The Center for Food Studies at Bard College at Simon's Rock held its fourth annual ThinkFOOD Conference on Saturday, April 8, 2017 in the Kellogg Music Center.

The 2017 ThinkFOOD conference explored the theme “Equity and Inclusion in Food. ” A panel presentation and keynote address examined diversity and equity in food and its relevance in the national dialogue about immigration, minimum wage, and local food movements.

ThinkFOOD ConferenceDr. Maryann Tebben, head of the Center for Food Studies, explained, “ In 2016 we witnessed the development of a policy platform on food from the Movement for Black Lives; a statement by the National Young Farmers Coalition on a path toward a more diverse population of farmers; a national dialogue about the federal minimum wage; a James Beard award to Jarry magazine (a publication ‘that explores where food and queer culture intersect’); and a presidential election that brought questions about immigration policy to the forefront.”

“The prospect of diversity and equity in food has never been more relevant,” Tebben continued. “We hope to provide a forum for discussion of this theme across a variety of disciplines and perspectives that will allow us to frame food equity in a useful way that can lead to productive solutions. How can we make food equity a universal concern?”
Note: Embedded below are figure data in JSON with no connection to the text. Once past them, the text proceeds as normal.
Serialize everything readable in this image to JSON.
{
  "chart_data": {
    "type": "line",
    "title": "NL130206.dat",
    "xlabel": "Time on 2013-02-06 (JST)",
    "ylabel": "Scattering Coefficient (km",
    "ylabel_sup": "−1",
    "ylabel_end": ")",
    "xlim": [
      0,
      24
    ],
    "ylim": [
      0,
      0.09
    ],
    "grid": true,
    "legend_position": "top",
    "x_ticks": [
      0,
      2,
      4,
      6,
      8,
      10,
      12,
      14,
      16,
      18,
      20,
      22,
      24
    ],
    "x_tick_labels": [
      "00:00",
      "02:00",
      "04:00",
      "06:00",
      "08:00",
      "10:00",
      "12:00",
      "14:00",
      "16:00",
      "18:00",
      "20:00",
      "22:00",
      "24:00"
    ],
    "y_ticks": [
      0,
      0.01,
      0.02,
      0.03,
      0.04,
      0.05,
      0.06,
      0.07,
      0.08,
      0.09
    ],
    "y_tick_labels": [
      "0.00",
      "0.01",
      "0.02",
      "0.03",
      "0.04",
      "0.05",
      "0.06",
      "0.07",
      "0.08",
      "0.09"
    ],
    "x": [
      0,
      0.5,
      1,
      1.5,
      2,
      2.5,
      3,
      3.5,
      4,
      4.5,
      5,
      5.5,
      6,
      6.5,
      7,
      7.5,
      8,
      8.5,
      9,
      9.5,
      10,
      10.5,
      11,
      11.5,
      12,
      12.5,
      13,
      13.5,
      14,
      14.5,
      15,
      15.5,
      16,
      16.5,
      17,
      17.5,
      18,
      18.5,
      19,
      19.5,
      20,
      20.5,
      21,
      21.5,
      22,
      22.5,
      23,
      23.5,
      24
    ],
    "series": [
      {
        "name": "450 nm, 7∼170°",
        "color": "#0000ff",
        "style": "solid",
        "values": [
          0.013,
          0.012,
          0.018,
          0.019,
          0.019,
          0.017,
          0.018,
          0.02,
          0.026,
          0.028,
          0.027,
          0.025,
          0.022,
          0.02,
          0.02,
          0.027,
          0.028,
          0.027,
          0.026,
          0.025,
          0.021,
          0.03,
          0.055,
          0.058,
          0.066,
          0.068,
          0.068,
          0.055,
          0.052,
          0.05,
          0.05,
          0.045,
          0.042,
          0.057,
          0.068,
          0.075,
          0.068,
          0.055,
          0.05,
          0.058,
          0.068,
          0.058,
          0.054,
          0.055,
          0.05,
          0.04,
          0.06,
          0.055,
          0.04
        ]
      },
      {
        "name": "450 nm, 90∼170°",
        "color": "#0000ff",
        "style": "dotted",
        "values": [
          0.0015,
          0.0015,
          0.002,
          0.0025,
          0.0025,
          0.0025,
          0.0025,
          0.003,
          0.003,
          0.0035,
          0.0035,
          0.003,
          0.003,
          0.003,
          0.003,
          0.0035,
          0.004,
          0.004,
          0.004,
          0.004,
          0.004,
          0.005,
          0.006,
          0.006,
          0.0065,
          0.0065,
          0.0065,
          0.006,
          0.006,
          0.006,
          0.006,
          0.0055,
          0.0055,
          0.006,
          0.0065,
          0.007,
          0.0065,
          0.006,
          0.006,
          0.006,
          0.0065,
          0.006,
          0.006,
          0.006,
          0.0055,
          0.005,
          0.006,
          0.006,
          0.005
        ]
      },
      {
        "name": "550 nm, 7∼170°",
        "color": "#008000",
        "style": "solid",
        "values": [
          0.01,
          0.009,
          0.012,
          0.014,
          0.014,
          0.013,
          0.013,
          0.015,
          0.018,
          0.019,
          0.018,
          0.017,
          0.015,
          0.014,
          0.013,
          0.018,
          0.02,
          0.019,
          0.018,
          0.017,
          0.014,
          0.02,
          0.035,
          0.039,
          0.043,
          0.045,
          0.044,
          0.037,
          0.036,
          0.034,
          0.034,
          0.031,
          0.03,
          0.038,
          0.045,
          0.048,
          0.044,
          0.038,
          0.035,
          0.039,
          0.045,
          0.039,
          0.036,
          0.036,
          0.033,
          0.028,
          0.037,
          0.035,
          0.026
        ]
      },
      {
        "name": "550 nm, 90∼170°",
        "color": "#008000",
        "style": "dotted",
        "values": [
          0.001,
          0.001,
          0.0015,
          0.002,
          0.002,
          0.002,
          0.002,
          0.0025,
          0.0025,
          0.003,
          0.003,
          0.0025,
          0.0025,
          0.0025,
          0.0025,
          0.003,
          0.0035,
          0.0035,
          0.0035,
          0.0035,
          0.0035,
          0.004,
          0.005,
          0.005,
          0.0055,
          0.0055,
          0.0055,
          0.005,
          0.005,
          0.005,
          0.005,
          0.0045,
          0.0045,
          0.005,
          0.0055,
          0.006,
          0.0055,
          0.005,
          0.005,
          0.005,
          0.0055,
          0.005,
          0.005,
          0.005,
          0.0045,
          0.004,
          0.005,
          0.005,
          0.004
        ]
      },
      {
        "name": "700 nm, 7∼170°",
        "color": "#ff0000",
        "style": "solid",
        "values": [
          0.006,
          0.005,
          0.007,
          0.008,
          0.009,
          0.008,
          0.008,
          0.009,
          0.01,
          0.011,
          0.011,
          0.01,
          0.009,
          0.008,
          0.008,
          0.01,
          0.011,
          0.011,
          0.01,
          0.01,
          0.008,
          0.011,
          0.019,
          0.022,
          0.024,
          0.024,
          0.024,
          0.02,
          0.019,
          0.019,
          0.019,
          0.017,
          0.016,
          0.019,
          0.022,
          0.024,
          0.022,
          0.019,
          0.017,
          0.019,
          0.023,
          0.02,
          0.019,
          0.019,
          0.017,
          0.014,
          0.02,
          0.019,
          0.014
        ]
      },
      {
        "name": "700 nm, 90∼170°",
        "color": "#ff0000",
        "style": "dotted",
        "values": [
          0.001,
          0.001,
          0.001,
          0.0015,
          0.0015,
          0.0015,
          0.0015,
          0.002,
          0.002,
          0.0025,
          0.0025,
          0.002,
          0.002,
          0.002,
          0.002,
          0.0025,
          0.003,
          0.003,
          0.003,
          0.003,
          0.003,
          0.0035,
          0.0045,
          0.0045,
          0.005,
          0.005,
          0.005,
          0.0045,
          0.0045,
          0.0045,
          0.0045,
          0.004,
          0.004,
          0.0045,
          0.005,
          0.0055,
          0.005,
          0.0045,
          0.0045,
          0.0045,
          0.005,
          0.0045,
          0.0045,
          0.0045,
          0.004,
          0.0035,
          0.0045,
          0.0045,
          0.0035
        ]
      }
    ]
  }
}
The morning panel entitled "Farmer and Farm Worker Pay: Balancing Equity and Viability" discussed living wages and overtime pay for farmers and farm laborers. Panelists include speakers from Woven Roots Farm, FARMroots of Greenmarket/GrowNYC, and the National Organic Farming Association.

Lunch—featuring local foods—was served in the Simon’s Rock Dining Hall.

Dr. A. Breeze Harper, an African American food and health scholar, delivered the keynote address, “Reading the Signs of Food, Ethics, Whiteness, and Resistance: A Black Feminist Praxis.” Harper, the author of Sistah Vegan: Black Female Vegans Speak on Food, Identity, Health, and Society, will talk about strategies to identify conscious and unconscious racism, and the health and nutritional consequences of “racial battle fatigue” within the ethical foodscape of veganism. In her preview of the talk, she noted, “This talk will be of interest to anyone who desires to gain literacy and action around intersectional approaches to health, veganism, food, and racial justice.”

Dr. Tebben’s work in food studies stems from her research in French literature. She recently authored the chapter “Semiotics of Sauce: National Identity and Naming of Pasta Sauces” in Representing Italy Through Food (Bloomsbury Academic, 2017). Prior works includes Sauces: A Global History (Reaktion Books, 2014) and an article on the history of French dessert in Gastronomica.

The 2017 ThinkFOOD conference was co-sponsored by The Nutrition Center, Berkshire Grown, and Guido’s Fresh Marketplace.